Taner Timur, üretim tarzı açısından bakıldığında, çöküş aşamasında dek Osmanlı’nın tarihinin

baştan başa feodalleşme eğilimleriyle, merkezi devletin bu feodalleşme eğilimlerinin önüne


geçmeye yönelik siyasa ve ideolojileri arasındaki bir gerilim etrafında biçimlendiğini belirtir.
Osmanlı tarihine ilişkin çözümlemeler, siyaset merkezli olduğu ölçüde Osmanlı devlet
teşkilatı üzerinde durur.
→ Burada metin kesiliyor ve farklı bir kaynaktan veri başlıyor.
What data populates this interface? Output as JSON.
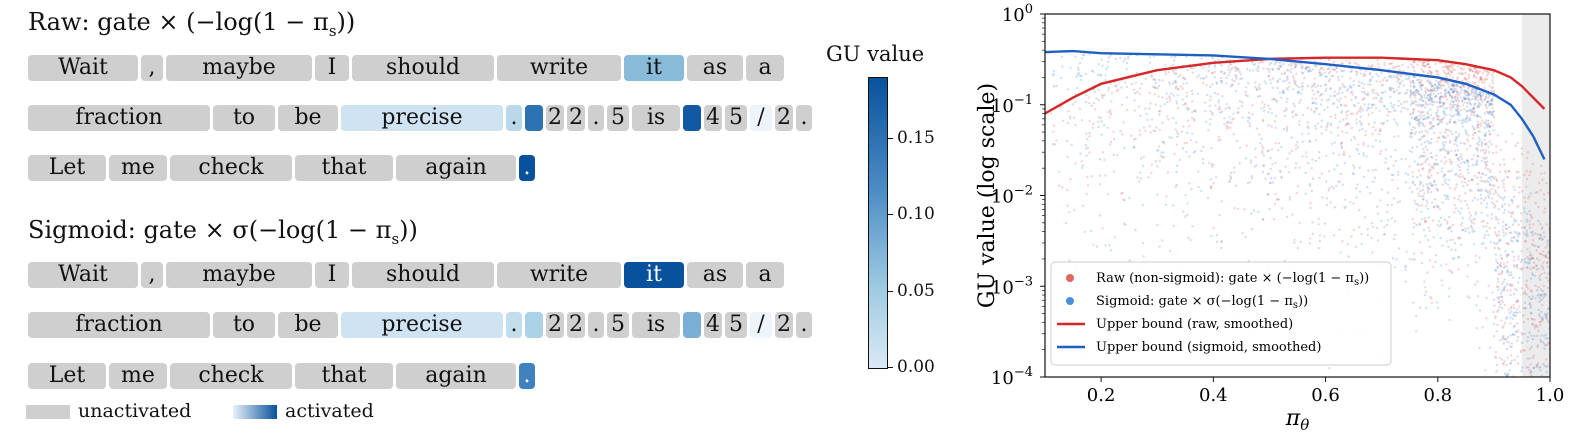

Bu tarz çözümlemeler, gerçek, somut anlamıyla tarih yazımında
Osmanlı egemen sınıfının bıraktığı belgelere dayanır ve bu nedenle, bu belgelerin
yazıcılarının, derleyicilerinin, hazırlayıcılarının bilimsel olarak ayıklanması oldukça güç
seçimlerini, yorumlarını, yönelimlerini yansıtır. Bu yolla, Osmanlı devlet adamının,
vakanüvisinin, kayıtçısının, gezgininin gelenekselleşmiş devlet ideolojisi tarafından
biçimlendirilen bilinci –ya da öyle denmek istenirse, devletle bağlantılı olarak gelişip
katılaşan habitüsü- modern tarih araştırmacılarının birçoğunun çalışmalarına da ‘bulaşır’.

Öte yandan, devlet belgeleri, -sadece Osmanlı toplumuna özgü olarak değil, hemen tüm
dünyada olduğu gibi-, tarih araştırmalarının ana kaynağıdır ve bu nedenle modernliğe kadar
tarih yalnızca ‘devlet tarihi’ olagelmiştir.